Si esto fuese así, solo sería un monigote, un ser despreciable al cual narigonea cualquiera, y no es así, no señor. Por eso, una vez más y cuantas veces sean necesarias, reitero lo mismo: soy amigo de Leonel, de Hipólito, Hatuey, Fiquito, Danilo, Hamlet y una serie interminable de políticos pero, a quien le tenga que decir, o esté en contra de tal o cual acción, simplemente, si quiero, se lo jondeo. No soy ninguna marioneta ni pusilánime para permanecer callado, no señor. Para todo eso, existen aquellos a quienes les gusta la populachería, cosa esta, por la cual nunca me he caracterizado.
Aquí y ahora, en cualesquiera momento debe de ser. Acabar con las triquiñuelas, aún sea por un tiempo. Que una sargento declare que fue maltratada por un prepotente, cualquerizado y privilegiado superior, por cumplir con su deber y luego diga que no y todo se quede así por así, simplemente, carajo, debe de terminar.
Que se prosiga con operativos, buscando remedios mediatos y pasado mañana estaremos en las mismas, sin buscar la solución definitiva a los problemas, deben de terminar. Que se quiera complacer a todo el mundo, dejando entradas y salidas en las avenidas y autopistas, para facilitar el desplazamiento sin que se tenga que llegar a un retorno, sin tomar en cuenta la seguridad y libre desplazamiento de los que cumplen la ley, para favorecer a los pobres padres de familia que invaden los espacios públicos, debe y tiene que desaparecer.

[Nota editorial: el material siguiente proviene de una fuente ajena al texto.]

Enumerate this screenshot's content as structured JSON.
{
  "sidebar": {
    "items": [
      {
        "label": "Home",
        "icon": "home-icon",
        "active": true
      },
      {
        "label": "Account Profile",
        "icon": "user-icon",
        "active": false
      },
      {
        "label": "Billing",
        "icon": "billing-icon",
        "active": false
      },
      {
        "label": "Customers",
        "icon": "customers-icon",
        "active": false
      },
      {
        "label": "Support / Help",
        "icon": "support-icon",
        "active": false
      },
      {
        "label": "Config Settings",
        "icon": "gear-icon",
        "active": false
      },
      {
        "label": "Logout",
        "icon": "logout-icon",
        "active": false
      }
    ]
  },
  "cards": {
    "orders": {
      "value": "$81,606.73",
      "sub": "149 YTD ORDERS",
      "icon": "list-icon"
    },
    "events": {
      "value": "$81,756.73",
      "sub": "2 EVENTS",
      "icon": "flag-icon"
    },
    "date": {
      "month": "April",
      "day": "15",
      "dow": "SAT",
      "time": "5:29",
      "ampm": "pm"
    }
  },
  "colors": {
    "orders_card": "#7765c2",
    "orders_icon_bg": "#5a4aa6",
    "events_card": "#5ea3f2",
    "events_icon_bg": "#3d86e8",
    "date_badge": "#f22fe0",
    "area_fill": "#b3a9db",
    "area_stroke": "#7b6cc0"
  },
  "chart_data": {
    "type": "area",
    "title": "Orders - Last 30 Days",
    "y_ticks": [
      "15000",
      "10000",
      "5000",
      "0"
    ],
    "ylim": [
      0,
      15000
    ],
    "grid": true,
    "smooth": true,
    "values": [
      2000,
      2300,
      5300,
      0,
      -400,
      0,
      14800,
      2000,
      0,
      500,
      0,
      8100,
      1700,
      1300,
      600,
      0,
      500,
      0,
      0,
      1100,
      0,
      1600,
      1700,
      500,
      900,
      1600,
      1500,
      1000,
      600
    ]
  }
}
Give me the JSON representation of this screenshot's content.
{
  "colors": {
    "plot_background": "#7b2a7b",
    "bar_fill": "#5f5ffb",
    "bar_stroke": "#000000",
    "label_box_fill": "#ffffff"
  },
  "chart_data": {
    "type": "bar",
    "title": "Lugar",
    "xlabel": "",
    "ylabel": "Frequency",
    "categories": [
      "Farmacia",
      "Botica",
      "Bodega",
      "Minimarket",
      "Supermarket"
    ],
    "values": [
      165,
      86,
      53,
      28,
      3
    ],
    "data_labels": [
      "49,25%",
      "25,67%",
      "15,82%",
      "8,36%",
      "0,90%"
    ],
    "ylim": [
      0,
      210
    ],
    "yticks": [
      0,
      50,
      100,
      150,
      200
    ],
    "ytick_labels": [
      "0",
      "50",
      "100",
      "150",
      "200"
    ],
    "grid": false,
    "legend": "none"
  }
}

Por igual, extensiones aquí y allá para complacer los que quieren universidades en barrios y pueblos cuyo resultado ha sido y es previsible, en cuanto a la ineficiencia que acarrea, debe de terminar, porque entonces, ni aquí ni allá.
De igual manera, lo que acontece con el famoso cuatro por ciento para la Educación, cuando ni siquiera el diez por ciento solucionaría el problema de la educación en nuestro país y eso lo saben muchos, quizás más que muchos.
Y la razón es tan simple que por ser así, es tan difícil de aceptar. Continuamos con la educación instructiva, de conocimientos, mientras la educación formativa anda de parranda eterna y aprovechando estas circunstancias los valores como la honestidad, la puntualidad y la limpieza campean por su ausencia y no lo digo yo solamente, solo hay que irse a otros lugares y aprender lo que en verdad se debe de aprender.
Porque, en definitiva, nunca habrá suficiente dinero para invertir en la educación, aunque sí aparecen millones y millones para hacer ascensores privados y remodelar oficinas, como si estuviesen cambiándose la ropa interior. ¡Sí señor!